Supply chains to use more sea and rail links, EC says

29 March 2011

29 March 2011 | Lindsay Clark

The European Commission has adopted a policy that says half long-distance road freight should be shifted to other modes of transport by 2050.

In a whitepaper, the EC sets out its plan for meeting transport carbon emission targets, which involve altering supply chains.

Where new technologies alone are not enough to reduce emissions from road freight, distribution organisations must move more goods via water or rail links for distances of more than 300km.

Commission vice president Siim Kallas, who is responsible for transport, stressed the importance of Europe increasing mobility and cutting emissions. “We can and we must do both,” he said. “The widely held belief that you need to cut mobility to fight climate change is simply not true. Curbing mobility is not an option; neither is business as usual. We can break the transport system’s dependence on oil without sacrificing its efficiency and compromising mobility. It can be win–win.”

Meanwhile, petro-chemical giant Shell has spelled out the challenges in transferring to an economy with a low demand for oil, one of the key commodities driving the supply chain.

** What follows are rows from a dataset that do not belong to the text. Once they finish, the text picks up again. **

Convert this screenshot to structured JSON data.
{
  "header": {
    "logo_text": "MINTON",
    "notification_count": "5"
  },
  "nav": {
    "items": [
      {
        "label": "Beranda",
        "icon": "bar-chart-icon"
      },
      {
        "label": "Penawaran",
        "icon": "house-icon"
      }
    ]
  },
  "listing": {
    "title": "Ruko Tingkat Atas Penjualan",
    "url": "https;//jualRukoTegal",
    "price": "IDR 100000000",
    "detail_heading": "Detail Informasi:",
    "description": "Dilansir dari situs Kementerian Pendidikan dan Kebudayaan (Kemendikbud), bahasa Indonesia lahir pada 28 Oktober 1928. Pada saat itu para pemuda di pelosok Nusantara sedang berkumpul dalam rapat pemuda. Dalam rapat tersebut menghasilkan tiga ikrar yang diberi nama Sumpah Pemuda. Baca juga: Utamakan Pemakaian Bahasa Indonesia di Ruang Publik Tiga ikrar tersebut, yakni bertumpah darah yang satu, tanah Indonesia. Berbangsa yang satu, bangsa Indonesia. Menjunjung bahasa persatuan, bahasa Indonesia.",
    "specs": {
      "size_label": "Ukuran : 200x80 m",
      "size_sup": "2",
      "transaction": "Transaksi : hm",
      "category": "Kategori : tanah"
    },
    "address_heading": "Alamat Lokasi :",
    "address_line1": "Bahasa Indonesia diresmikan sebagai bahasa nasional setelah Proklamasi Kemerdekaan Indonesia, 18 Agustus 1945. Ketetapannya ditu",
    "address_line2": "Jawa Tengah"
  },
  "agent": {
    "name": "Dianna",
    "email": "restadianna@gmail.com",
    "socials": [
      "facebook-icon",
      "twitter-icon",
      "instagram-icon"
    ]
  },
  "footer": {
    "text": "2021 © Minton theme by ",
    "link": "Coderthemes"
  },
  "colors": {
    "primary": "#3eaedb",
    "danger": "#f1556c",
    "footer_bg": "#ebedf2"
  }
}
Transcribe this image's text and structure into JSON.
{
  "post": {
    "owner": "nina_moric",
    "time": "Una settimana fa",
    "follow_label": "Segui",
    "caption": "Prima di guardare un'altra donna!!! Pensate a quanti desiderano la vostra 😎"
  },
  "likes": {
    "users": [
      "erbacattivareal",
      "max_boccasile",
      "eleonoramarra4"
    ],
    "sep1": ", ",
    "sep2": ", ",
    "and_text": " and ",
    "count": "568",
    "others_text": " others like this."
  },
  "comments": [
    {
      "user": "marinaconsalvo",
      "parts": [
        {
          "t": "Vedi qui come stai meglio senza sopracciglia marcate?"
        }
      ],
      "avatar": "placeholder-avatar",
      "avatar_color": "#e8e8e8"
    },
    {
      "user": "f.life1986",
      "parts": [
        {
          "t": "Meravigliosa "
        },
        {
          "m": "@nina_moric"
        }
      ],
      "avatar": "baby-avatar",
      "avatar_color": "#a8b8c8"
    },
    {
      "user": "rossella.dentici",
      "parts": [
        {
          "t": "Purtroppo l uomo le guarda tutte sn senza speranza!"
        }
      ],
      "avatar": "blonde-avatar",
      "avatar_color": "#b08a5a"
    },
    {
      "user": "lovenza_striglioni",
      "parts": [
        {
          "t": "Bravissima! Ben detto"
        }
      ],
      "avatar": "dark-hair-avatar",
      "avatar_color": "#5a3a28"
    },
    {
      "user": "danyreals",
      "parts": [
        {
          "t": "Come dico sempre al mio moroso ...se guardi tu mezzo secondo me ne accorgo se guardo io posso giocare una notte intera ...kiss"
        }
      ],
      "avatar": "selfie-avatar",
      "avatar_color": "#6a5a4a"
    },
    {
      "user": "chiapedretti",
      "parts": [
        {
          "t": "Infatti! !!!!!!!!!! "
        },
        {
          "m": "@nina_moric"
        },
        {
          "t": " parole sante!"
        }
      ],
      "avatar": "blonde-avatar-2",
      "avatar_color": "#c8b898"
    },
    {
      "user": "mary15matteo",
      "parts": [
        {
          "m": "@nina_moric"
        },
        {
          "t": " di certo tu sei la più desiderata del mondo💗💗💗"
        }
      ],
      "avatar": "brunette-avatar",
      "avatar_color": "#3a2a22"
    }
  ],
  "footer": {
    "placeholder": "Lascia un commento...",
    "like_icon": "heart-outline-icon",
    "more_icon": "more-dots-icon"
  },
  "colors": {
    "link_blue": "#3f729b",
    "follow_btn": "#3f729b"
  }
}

“Heightened collaboration between civil society and the public and private sectors is vital if we want to address economic, energy and environmental challenges,” said Shell’s chief executive Peter Voser.

A Shell report points out that energy demand could triple by 2050, from its 2000 level. It found that although demand could be moderated by 20 per cent with greater efficiency, and supply increased by about 50 per cent with geological and technical advances, there was still a huge gap between the two.